Sabrina y yo pasamos los peores meses de la crisis estadounidense en la ciudad más densa y más afectada del país entero. Compartir ese tiempo en un estudio de 31 metros cuadrados en Manhattan no fue fácil, pero también me confirmó que ella es la persona con la cual quiero pasar por momentos tan difíciles como estos.
La lección que aprendí es que en esas circunstancias de confinamiento, es crítico mantenerse conectado con el mundo.
Para mí, como inmigrante, esa conexión con los demás es literal en términos de telecomunicaciones: realmente dependes de las videollamadas.
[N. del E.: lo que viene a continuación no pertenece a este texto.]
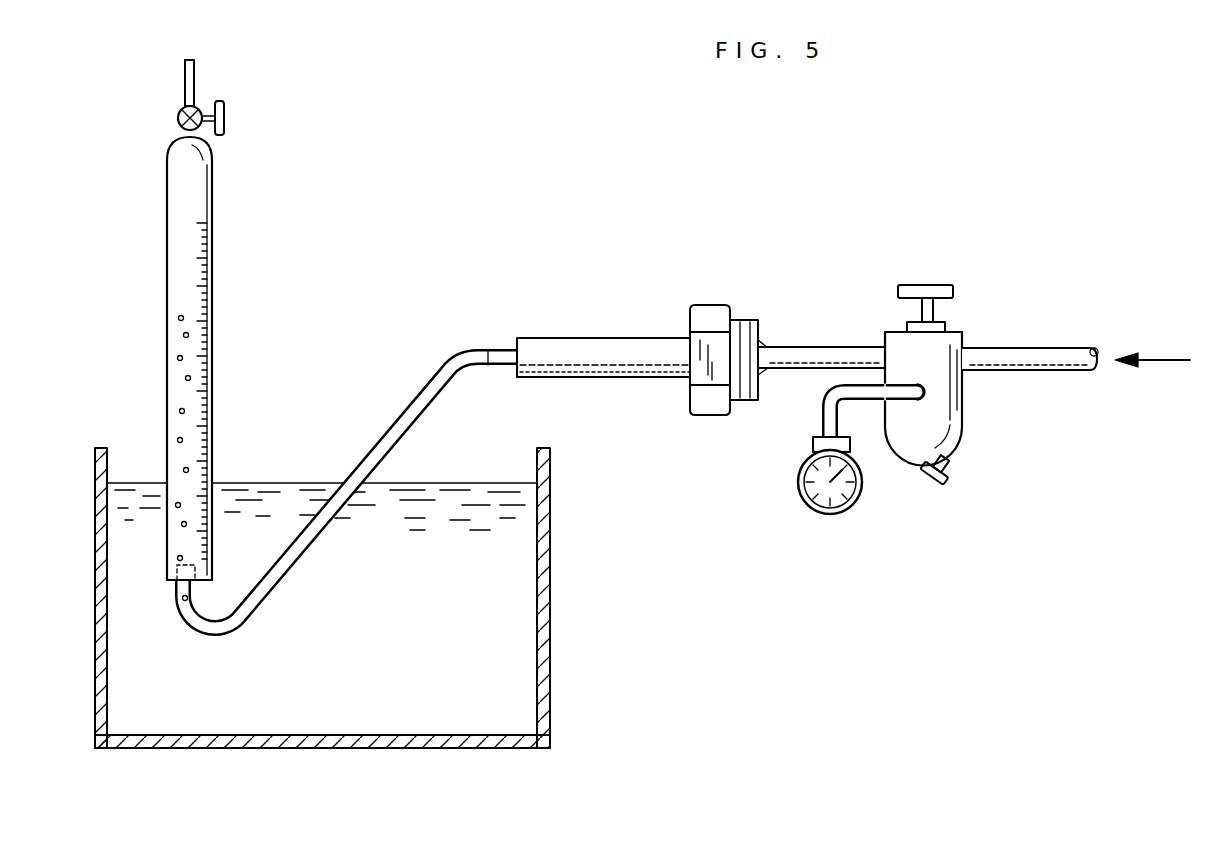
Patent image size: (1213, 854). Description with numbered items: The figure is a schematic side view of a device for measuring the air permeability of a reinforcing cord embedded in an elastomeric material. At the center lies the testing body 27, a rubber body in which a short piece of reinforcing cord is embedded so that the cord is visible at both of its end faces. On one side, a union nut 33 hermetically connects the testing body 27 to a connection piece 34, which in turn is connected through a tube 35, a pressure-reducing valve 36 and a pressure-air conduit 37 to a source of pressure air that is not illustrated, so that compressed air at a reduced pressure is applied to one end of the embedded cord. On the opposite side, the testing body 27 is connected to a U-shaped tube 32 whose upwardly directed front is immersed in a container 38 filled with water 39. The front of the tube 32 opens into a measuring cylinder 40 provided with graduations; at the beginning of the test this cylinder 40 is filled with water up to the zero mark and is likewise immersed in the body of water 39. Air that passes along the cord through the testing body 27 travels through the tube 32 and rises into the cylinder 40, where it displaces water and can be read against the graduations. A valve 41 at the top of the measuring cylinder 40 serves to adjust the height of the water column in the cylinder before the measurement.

The testing body 27 is at (557, 353).
The U-shaped tube 32 is at (448, 362).
The union nut 33 is at (710, 315).
The connection piece 34 is at (748, 328).
The tube 35 is at (832, 352).
The pressure-reducing valve 36 is at (963, 410).
The pressure-air conduit 37 is at (1040, 355).
The container 38 is at (550, 608).
The water 39 is at (520, 673).
The measuring cylinder 40 is at (208, 287).
The valve 41 is at (200, 103).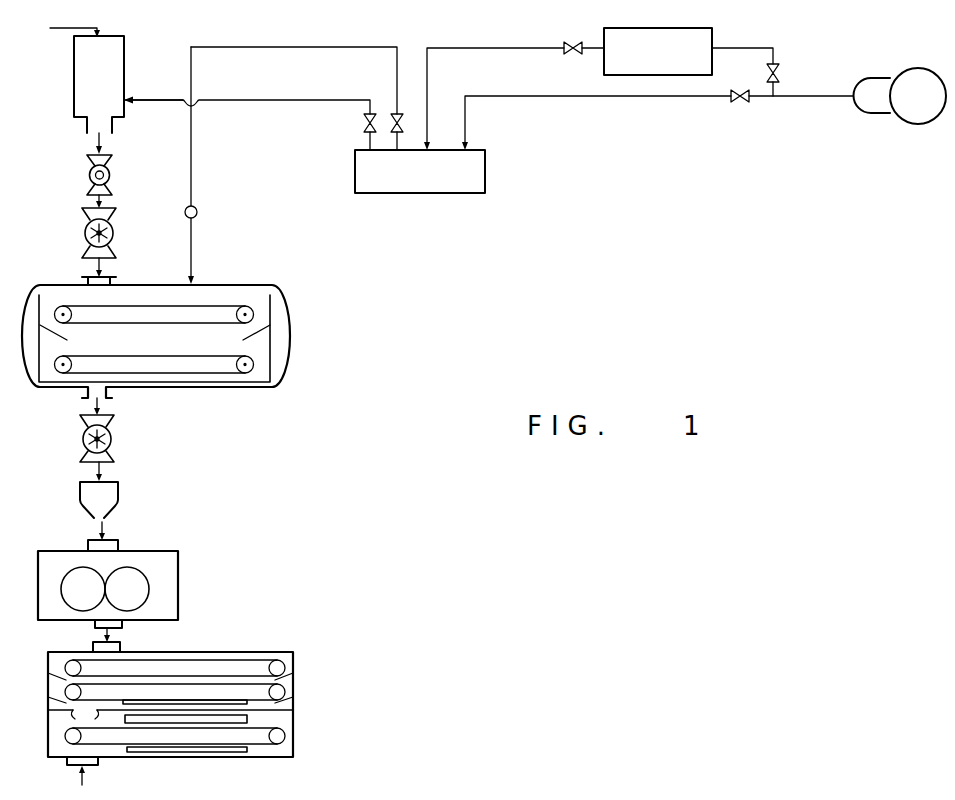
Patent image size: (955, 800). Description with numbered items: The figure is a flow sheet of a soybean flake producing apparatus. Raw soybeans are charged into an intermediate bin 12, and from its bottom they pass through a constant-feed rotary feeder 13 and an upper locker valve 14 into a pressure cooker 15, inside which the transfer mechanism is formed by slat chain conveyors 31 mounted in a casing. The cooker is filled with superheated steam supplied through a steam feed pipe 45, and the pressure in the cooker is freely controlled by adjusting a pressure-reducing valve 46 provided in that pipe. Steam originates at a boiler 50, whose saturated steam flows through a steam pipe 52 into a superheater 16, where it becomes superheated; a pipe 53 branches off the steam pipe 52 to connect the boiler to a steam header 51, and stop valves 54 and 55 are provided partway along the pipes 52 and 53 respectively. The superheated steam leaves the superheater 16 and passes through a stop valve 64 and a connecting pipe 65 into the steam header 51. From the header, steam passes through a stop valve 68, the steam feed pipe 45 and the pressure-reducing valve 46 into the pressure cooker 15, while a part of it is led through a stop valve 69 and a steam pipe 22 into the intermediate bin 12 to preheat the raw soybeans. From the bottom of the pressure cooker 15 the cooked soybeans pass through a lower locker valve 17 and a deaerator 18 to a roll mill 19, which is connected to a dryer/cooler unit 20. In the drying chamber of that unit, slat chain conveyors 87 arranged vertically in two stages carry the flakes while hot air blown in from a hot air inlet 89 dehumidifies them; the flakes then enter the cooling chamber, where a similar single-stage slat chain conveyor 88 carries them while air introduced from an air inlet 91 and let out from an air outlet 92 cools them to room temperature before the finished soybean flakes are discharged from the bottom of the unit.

The intermediate bin 12 is at (74, 94).
The constant-feed rotary feeder 13 is at (87, 180).
The upper locker valve 14 is at (114, 239).
The pressure cooker 15 is at (167, 283).
The slat chain conveyors 31 is at (238, 298).
The pressure-reducing valve 46 is at (197, 212).
The steam pipe 22 is at (238, 103).
The steam feed pipe 45 is at (290, 50).
The stop valve 69 is at (365, 121).
The stop valve 68 is at (395, 114).
The steam header 51 is at (432, 197).
The connecting pipe 65 is at (493, 50).
The stop valve 64 is at (570, 55).
The superheater 16 is at (746, 76).
The pipe 53 is at (594, 97).
The stop valve 54 is at (778, 72).
The stop valve 55 is at (743, 100).
The steam pipe 52 is at (813, 98).
The boiler 50 is at (932, 118).
The lower locker valve 17 is at (80, 448).
The deaerator 18 is at (120, 497).
The roll mill 19 is at (69, 551).
The dryer/cooler unit 20 is at (273, 652).
The slat chain conveyors 87 is at (222, 660).
The hot air inlet 89 is at (148, 700).
The air outlet 92 is at (247, 722).
The slat chain conveyor 88 is at (293, 736).
The air inlet 91 is at (214, 752).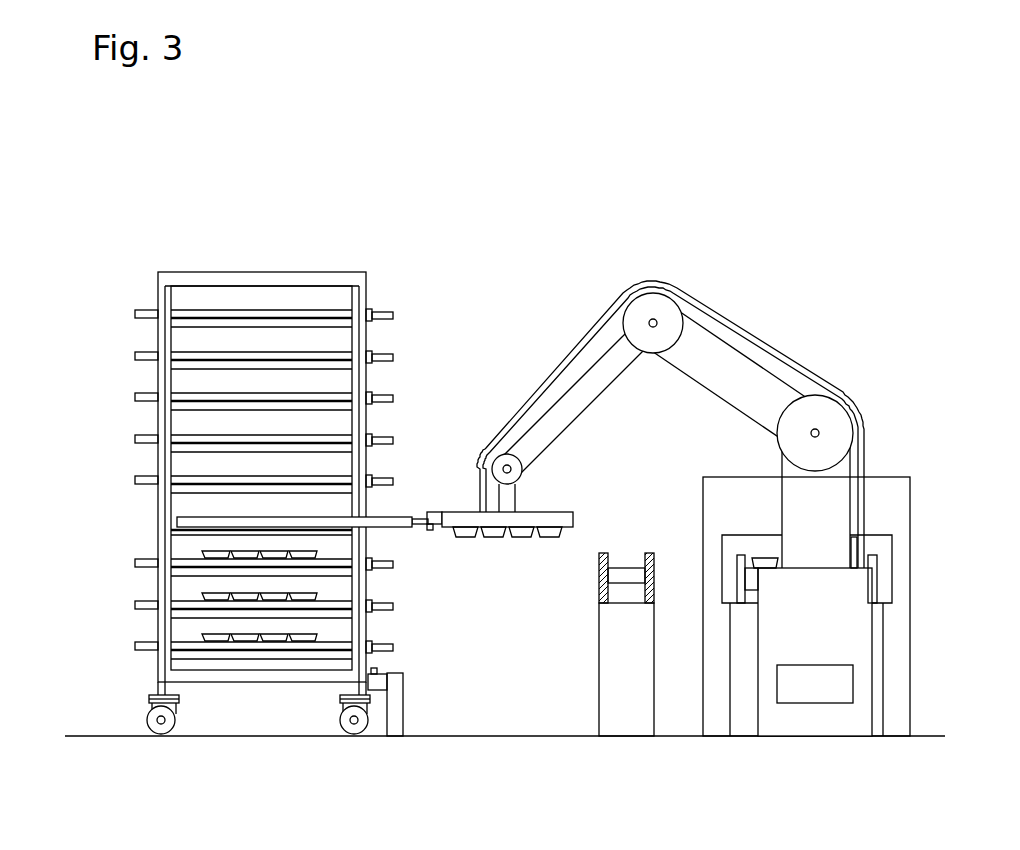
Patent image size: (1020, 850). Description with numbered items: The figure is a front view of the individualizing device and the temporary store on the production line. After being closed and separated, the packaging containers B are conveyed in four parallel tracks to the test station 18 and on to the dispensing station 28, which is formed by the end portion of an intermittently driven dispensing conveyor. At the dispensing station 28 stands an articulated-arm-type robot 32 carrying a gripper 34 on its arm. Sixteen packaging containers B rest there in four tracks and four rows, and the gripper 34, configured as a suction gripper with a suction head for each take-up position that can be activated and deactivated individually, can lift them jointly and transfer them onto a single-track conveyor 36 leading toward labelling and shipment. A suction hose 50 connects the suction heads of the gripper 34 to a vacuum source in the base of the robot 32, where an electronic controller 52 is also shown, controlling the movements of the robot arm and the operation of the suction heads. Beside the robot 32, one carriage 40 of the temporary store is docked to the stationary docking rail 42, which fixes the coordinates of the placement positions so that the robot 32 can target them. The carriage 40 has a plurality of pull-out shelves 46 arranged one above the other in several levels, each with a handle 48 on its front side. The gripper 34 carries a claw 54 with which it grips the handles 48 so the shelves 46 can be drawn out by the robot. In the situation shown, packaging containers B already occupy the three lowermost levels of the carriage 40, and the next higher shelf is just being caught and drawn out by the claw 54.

The test station 18 is at (890, 490).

La crisis nos presentó una oportunidad única para celebrar nuestra boda con el mundo entero.
Sin covid-19, una boda virtual no tendría mucho sentido. El primer pensamiento que tendría un invitado es que los novios intentaban ahorrar dinero, o tal vez evitar ver a ciertos familiares indeseables. Pero la pandemia también nos aseguró una alta tasa de asistencia: nadie tenía mucho más que hacer de todos modos.
Estar en Nueva York durante la pandemia tuvo sus beneficios. Nos permitió encontrar el lugar perfecto para tener una boda pequeña con mi familia, guardando las distancias. Si no fuera por mis viajes diarios al Central Park, no hubiera encontrado el santuario natural Hallett, un área aislada con vistas hermosas de uno de los lagos. Estar en NYC también permitió que mis abuelos asistieran a la ceremonia. No los habíamos visto desde el comienzo de la cuarentena, y me causó mucha felicidad poder reunirme con ellos de nuevo, después de que ambos abuelos se enfermaron de lo que sospechamos fue covid-19. Mi abuelo no comió por una semana y perdió más de veinte kilos durante el mes que estuvo enfermo. Recuerdo a mi familia, en plan de comedia macabra, diciéndole a mis abuelos que tenían que mantenerse vivos para asistir a la boda.
Por eso la ceremonia fue una especie de recompensa para todos nosotros, pero particularmente para ellos. Me gusta pensar que eso significa que si valoramos las conexiones que todos tenemos entre nosotros, podemos superar este reto.